Being, as we are, known for training business people in communication skills, we are often called aside at functions to give advice on communication problems.
I sometimes feel like a doctor at a party; “I get this pain after meals, Doc, just here – what do you think it could be?” However, most people are well meaning and often their problem is quick and simple to answer; and I just put it down to relationship building!
At one recent function, the business man sitting at the same table was obviously interested when I was introduced, and as I was sure it wasn’t my personal charms I decided he wanted my advice – and I was right.
After the formal activities were over he made a beeline for me, and gradually edged me out of the throng. Had I been somewhat younger I would have been intrigued by the manoeuvre and probably expecting a different outcome, however I am wiser now. When we were somewhat isolated he poured out his troubles.
He had recently become the financial officer of a rather well known company and as such it was his responsibility to deliver the financial report to the regular monthly meetings. He was spectacularly incompetent at it. The General Manager had told him that his report left the people more confused than they were at the start – and he suggested that he take steps to improve. The situation was ominous!
But my lunch companion did not know how to change – he had delivered the report the way he was taught and had no idea what was wrong or how he could change.
On the face of it, it didn’t seem such a problem really; I mean what could be the difficulty in presenting a load of facts or figures. He assured me that those at the meeting were well conversant with reading financial statements (and let’s face it, not every one is) – so where did the difficulty lie?
It was a challenge, and I mentally re-arranged my afternoon’s activities and focused my mind on this problem.
Subtle (and not so subtle) questioning revealed that it was not just the facts and the figures that had to be addressed. There were opinions on outcomes; suggestions for changes; decisions to be justified or explanations as to why certain ideas were unworkable.
It was soon obvious that while he knew the financial facts upside down and backwards, he had real difficulty in constructing a coherent communication which addressed all the other issues.
When I suggested that he should undertake one of our workshops, he demurred; he could not see the sense in it. After all, he said, he did not give presentations in his job, he just had difficulty with the financial reports.
Of course what he did not understand that was he was doing was presenting the financial report; it was there on the agenda for all to see “Presentation of the Financial Report”. It was not merely a matter of facts and figures, it was a communication problem; it was a presentation problem.
I explained to the hapless lad that he was just as much a presenter as any member of the sales team; that he too was required to understand the three aims of business communication, and to construct his report to achieve them.
The three aims of business communication? Surely you have not forgotten!!
First – To inform. To give the facts and the figure, to outline the details; to get the information into the hands of those that need it.
Second – To instruct. To explain what is needed to be done, to details the what, when, where and why.
Thirdly – To inspire.
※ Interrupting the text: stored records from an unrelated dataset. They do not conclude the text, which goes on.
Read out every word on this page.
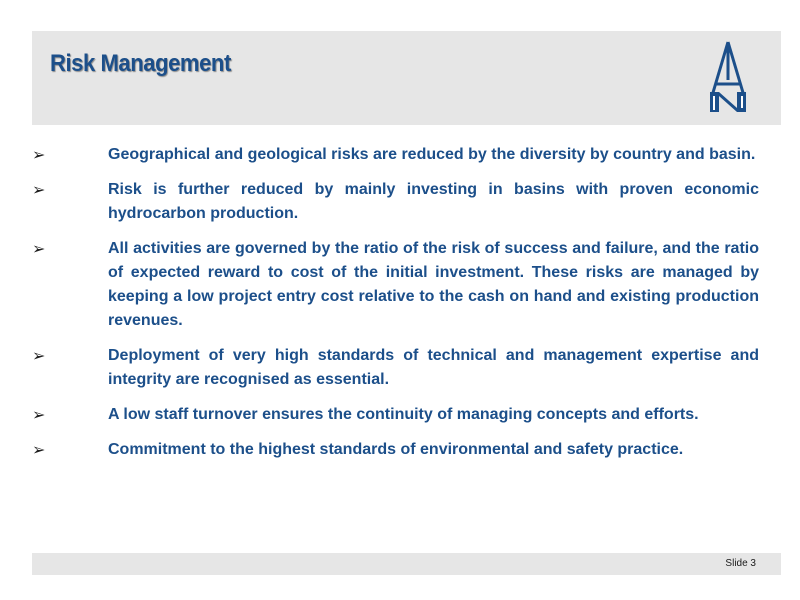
Risk Management
➢	Geographical and geological risks are reduced by the diversity by country and basin.
➢	Risk is further reduced by mainly investing in basins with proven economic hydrocarbon production.
➢	All activities are governed by the ratio of the risk of success and failure, and the ratio of expected reward to cost of the initial investment. These risks are managed by keeping a low project entry cost relative to the cash on hand and existing production revenues.
➢	Deployment of very high standards of technical and management expertise and integrity are recognised as essential.
➢	A low staff turnover ensures the continuity of managing concepts and efforts.
➢	Commitment to the highest standards of environmental and safety practice.
Slide 3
To create a mutually agreement on outcomes; to achieve a willingness to co-operate and to develop trust.
If you consider the communication that you engage in you will recognise that often your aim is all three at the same time; and that is quite usual and most of us will be able to address the situation quite competently.
Not so my lunch companion.
I had to point out that in giving considered opinions as to whether a certain course of action was financially viable, he was informing them of reasons, instructing them on outcomes and inspiring them to agreement.
Or when he had to answer questions about the impact of certain facts and figures, he was informing them of reasons, instructing them on outcomes and inspiring them to agreement.
And to cut the whole process much shorter than that afternoon took, what he was engaged in was a presentation of the financial situation of the company at that point in time, and to do that he needed to understand the whole communication process and to learn how to deliver his report to achieve the aims.
Eventually he agreed, and he came to the workshop. At the end of the day he once again manoeuvred me to one side! This time he was excited at the information he had gathered and finally realised that he was really engaged in the whole art of presentation; and this time he thought he knew what was expected.
I was amused; I had never seen anyone so excited at the prospect of presenting a financial report before.
About two weeks later he phoned me, and was almost incoherent with excitement. He had just delivered his first report using the techniques that we had taught him. The General Manager had taken him to one side (I knew that feeling) and complimented him on his improvement; and so he now had a sense of achievement as well as in improved sense of security.
Business Communication is quite simple to understand if we realise we all need to achieve at least one of the communication aims, and probably all three at the same time, regardless of the position we hold.
If you feel that is going to be hard for you why not manoeuvre either one of us aside at the next function we both attend – after all if we can create a work of art from a financial report I think we are now ready to take on the world.